Vitilig0 - Yes. And eventually they'll believe him too!
Schmidget - Salem's not gonna be happy once certain elements kick off. She's probably going to be a background element, but that could change. The further out story beats are still a bit fluid. As for the Witness, hell no it ain't popping in here, not in any real capacity at least (there will be mentions and such, it's too important to not at least include there. There isn't a damn thing on Remnant that could stand a snowball's chance in hell against that.
Toaster On Main - No problem, here ye be:
Prodigal Hood helmet - Tidal Hope Shader
Wing Theorem Gauntlets - Skele-Ghaul Shader (to dab on the Red Region of course)
Duster of the Cormorant Blade - Refurbished Black Armory Shader
Wildwood Boots - Warbrick Shader
Hakke's Personal Bond - Dark iron with a gray nylon strip in the middle.
Prometheus-23 - This came about as I was talking to a buddy, actually. Goes to show that having someone to bounce ideas off can help tremendously.
jordanlink7856 - Thank you very much!
anonymous - And a might thank you to you as well! Glad you enjoy it.
Crazzytony - Glad you're liking it! Hakke's Goodwitch troubles are far from over.
reggielacey2 - Stasis and Strand are at best a hell of a way out, Hakke got chucked to Remnant before he could exploit those tools. Eh, there's enough Hunter stories out there I figure, and Warlock scratches the particular power fantasy itch I go for. Personal preference and all that.
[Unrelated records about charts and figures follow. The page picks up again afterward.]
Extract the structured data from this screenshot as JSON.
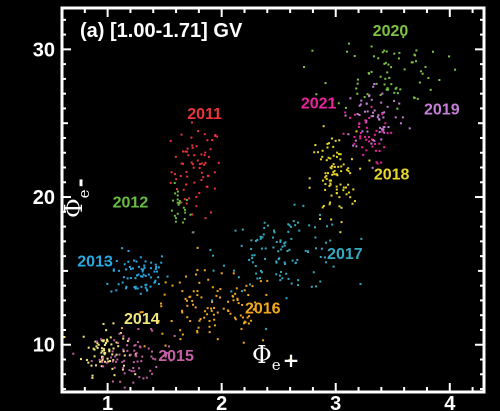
{
  "chart_data": {
    "type": "scatter",
    "title": "(a)  [1.00-1.71] GV",
    "xlabel_symbol": "Φ",
    "xlabel_sub": "e",
    "xlabel_sup": "+",
    "ylabel_symbol": "Φ",
    "ylabel_sub": "e",
    "ylabel_sup": "-",
    "xlim": [
      0.6,
      4.3
    ],
    "ylim": [
      6.8,
      32.8
    ],
    "x_ticks": [
      1,
      2,
      3,
      4
    ],
    "y_ticks": [
      10,
      20,
      30
    ],
    "grid": false,
    "background": "#000000",
    "axis_color": "#ffffff",
    "series": [
      {
        "name": "2011",
        "color": "#e8343a",
        "cx": 1.78,
        "cy": 21.8,
        "sx": 0.11,
        "sy": 1.6,
        "n": 70,
        "label_pos": [
          1.85,
          25.3
        ]
      },
      {
        "name": "2012",
        "color": "#69bd45",
        "cx": 1.62,
        "cy": 19.2,
        "sx": 0.05,
        "sy": 0.7,
        "n": 22,
        "label_pos": [
          1.2,
          19.3
        ]
      },
      {
        "name": "2013",
        "color": "#29a9e0",
        "cx": 1.28,
        "cy": 14.8,
        "sx": 0.13,
        "sy": 0.8,
        "n": 70,
        "label_pos": [
          0.89,
          15.3
        ]
      },
      {
        "name": "2014",
        "color": "#f2e77f",
        "cx": 0.97,
        "cy": 9.6,
        "sx": 0.1,
        "sy": 0.8,
        "n": 75,
        "label_pos": [
          1.3,
          11.4
        ]
      },
      {
        "name": "2015",
        "color": "#c55fa6",
        "cx": 1.22,
        "cy": 9.2,
        "sx": 0.18,
        "sy": 0.8,
        "n": 75,
        "label_pos": [
          1.6,
          8.9
        ]
      },
      {
        "name": "2016",
        "color": "#f0a71e",
        "cx": 1.92,
        "cy": 12.3,
        "sx": 0.3,
        "sy": 1.3,
        "n": 110,
        "label_pos": [
          2.36,
          12.1
        ]
      },
      {
        "name": "2017",
        "color": "#34a9c0",
        "cx": 2.55,
        "cy": 16.3,
        "sx": 0.28,
        "sy": 1.3,
        "n": 110,
        "label_pos": [
          3.08,
          15.8
        ]
      },
      {
        "name": "2018",
        "color": "#e7d62c",
        "cx": 2.98,
        "cy": 21.2,
        "sx": 0.1,
        "sy": 1.6,
        "n": 90,
        "label_pos": [
          3.49,
          21.2
        ]
      },
      {
        "name": "2019",
        "color": "#c67fd8",
        "cx": 3.35,
        "cy": 25.4,
        "sx": 0.14,
        "sy": 1.2,
        "n": 60,
        "label_pos": [
          3.93,
          25.6
        ]
      },
      {
        "name": "2020",
        "color": "#7cc444",
        "cx": 3.45,
        "cy": 28.5,
        "sx": 0.25,
        "sy": 1.3,
        "n": 70,
        "label_pos": [
          3.48,
          30.9
        ]
      },
      {
        "name": "2021",
        "color": "#e8259b",
        "cx": 3.25,
        "cy": 24.0,
        "sx": 0.1,
        "sy": 0.9,
        "n": 40,
        "label_pos": [
          2.85,
          26.0
        ]
      }
    ]
  }
}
Tristen343 - Aint dead yet, don't fret. There's a paracausal wall Hakke has dubbed 'The Barrier' keeping the majority of his Light powers from manifesting. He's made some progress chipping at it. It's also a very large plot point further down the line, its purpose is far greater than nerfing the MC.
Light/Dark Semblances. While I'd argue Semblances have paracausal properties, they're minor compared to the more insane shit Guardians, Ahamcara, or any of the more powerful Gods/Disciples/Vex/Mysterious-horrors-beyond-mortal-comprehension can muster.
Guest - A story using the elements you're talking about could be interesting, but I don't think I'm the guy to do it. Adding elements from W40K, Star Wars, and Kingdom Hearts would fry my brain.
starflatinum999 - Essentially.
BraveSeeker3 - You chose a good time to stumble on this, then. Although this too, ends in a cliffhanger. Figure this evens out.